Power- and energy-dependent photoluminescence of Eu3+ incorporated and segregated ZnO polycrystalline nanobelts synthesized by a facile combustion method followed by heat treatment

A simple and efficient combustion method has been developed for pure and doped ZnO polycrystalline nanobelts. Eu3+ can form a supersaturated solid solution in the nanobelts annealed at 600 degrees C. Photogenerated electrons cannot transfer effectively from the ZnO conduction band (CB) to the excited states of incorporated Eu3+ ions and exchange energy.
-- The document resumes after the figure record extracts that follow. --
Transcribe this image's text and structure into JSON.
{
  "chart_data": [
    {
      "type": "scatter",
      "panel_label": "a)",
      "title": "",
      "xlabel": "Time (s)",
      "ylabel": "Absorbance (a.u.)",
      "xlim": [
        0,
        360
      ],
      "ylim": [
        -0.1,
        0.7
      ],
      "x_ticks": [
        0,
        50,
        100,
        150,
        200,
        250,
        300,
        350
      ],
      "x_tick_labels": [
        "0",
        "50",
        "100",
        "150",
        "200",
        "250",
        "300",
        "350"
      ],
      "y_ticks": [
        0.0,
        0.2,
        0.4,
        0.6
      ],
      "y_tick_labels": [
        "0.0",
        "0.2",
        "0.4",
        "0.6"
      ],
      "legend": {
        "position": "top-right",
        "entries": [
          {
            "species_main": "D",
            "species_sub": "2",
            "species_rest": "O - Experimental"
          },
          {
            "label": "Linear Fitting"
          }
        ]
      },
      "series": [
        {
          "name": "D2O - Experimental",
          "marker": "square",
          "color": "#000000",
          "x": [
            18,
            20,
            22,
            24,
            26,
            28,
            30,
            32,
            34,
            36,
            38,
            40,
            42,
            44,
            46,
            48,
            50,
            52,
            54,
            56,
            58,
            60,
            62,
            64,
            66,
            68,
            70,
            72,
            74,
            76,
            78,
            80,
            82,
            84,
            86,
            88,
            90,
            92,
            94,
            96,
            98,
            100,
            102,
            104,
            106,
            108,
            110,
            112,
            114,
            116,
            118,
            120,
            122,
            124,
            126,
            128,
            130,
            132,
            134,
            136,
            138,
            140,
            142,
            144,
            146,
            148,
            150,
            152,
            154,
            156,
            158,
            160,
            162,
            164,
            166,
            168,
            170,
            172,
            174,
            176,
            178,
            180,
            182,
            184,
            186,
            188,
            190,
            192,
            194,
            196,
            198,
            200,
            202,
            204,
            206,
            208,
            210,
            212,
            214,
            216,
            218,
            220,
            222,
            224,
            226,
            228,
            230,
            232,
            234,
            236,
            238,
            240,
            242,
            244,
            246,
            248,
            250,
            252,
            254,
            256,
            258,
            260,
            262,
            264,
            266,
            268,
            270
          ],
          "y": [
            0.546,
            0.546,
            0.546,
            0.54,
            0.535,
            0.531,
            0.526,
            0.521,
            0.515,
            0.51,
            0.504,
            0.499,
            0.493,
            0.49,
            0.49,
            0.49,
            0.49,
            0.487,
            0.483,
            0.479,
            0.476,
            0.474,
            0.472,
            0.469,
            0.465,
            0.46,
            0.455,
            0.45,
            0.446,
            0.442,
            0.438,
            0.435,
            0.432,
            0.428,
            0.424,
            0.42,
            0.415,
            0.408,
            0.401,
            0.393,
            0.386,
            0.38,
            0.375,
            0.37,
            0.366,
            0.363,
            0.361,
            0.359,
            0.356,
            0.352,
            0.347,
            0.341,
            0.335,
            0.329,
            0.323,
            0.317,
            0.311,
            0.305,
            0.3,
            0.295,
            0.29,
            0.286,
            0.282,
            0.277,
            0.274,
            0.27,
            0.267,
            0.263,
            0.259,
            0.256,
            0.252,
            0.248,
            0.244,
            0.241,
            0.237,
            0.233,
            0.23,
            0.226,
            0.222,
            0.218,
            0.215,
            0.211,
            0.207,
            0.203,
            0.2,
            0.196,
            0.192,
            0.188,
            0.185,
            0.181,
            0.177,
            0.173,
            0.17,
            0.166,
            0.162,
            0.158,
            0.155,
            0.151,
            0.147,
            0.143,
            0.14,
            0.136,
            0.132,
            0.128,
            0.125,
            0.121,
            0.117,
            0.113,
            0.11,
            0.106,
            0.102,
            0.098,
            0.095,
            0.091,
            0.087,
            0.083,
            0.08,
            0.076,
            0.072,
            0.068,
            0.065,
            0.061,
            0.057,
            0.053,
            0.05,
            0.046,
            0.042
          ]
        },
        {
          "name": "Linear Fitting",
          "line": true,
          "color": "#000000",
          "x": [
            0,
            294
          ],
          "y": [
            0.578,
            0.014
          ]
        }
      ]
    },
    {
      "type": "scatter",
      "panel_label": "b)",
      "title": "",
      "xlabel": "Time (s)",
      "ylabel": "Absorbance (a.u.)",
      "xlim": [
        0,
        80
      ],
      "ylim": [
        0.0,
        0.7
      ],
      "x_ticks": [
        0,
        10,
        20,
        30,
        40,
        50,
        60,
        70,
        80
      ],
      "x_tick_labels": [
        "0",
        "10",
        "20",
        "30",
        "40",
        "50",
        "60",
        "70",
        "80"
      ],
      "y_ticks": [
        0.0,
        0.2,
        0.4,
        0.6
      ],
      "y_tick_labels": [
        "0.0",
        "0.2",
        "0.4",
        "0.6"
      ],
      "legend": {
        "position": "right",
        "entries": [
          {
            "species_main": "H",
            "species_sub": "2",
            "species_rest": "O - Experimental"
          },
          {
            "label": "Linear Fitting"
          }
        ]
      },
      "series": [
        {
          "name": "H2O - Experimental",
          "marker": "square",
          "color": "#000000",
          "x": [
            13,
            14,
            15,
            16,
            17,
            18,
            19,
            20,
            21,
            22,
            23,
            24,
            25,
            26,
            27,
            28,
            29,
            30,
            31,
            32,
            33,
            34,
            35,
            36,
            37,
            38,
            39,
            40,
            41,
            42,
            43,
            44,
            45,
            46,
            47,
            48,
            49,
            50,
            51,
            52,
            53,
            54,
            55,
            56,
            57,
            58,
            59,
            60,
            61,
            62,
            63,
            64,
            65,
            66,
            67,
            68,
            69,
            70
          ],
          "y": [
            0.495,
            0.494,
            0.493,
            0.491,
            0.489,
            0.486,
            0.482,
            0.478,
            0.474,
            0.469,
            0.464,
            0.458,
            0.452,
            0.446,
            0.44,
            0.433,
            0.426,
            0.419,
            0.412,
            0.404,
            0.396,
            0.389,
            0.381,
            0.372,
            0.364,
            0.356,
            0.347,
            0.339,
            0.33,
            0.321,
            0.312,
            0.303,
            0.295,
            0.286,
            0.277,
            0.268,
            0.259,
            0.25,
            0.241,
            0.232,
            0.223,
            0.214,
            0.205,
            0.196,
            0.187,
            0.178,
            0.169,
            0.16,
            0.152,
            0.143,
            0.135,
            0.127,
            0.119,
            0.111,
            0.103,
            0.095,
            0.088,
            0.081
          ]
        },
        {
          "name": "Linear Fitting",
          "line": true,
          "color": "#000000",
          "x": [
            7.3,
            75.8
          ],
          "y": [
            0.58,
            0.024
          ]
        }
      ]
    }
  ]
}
However, incorporated Eu3+ can form a trap level occurring at about 90 meV below the CB minimum, thus photogenerated electrons can relax rapidly from the CB to the shallow level trap and then recombine with the free-holes of the valence band edge, becoming a dominant emission with increasing excitation power density. The heavy doping not only results in excitonic localization, but induces Auger quenching and Fano effects at higher excitation densities. Due to the solid solubility limit, however, excess Eu3+ can segregate from the ZnO matrix as Eu2O3 precipitates and form a ZnO/Eu2O3 hybrid structure upon annealing at 1000 degrees C. Moreover, the overlap between ZnO emission bands and Eu2O3 absorption lines results in an efficient energy transfer from ZnO host to Eu2O3 clusters and an appearance of a dominant D-5(0)-F-7(2) emission line in PL spectra.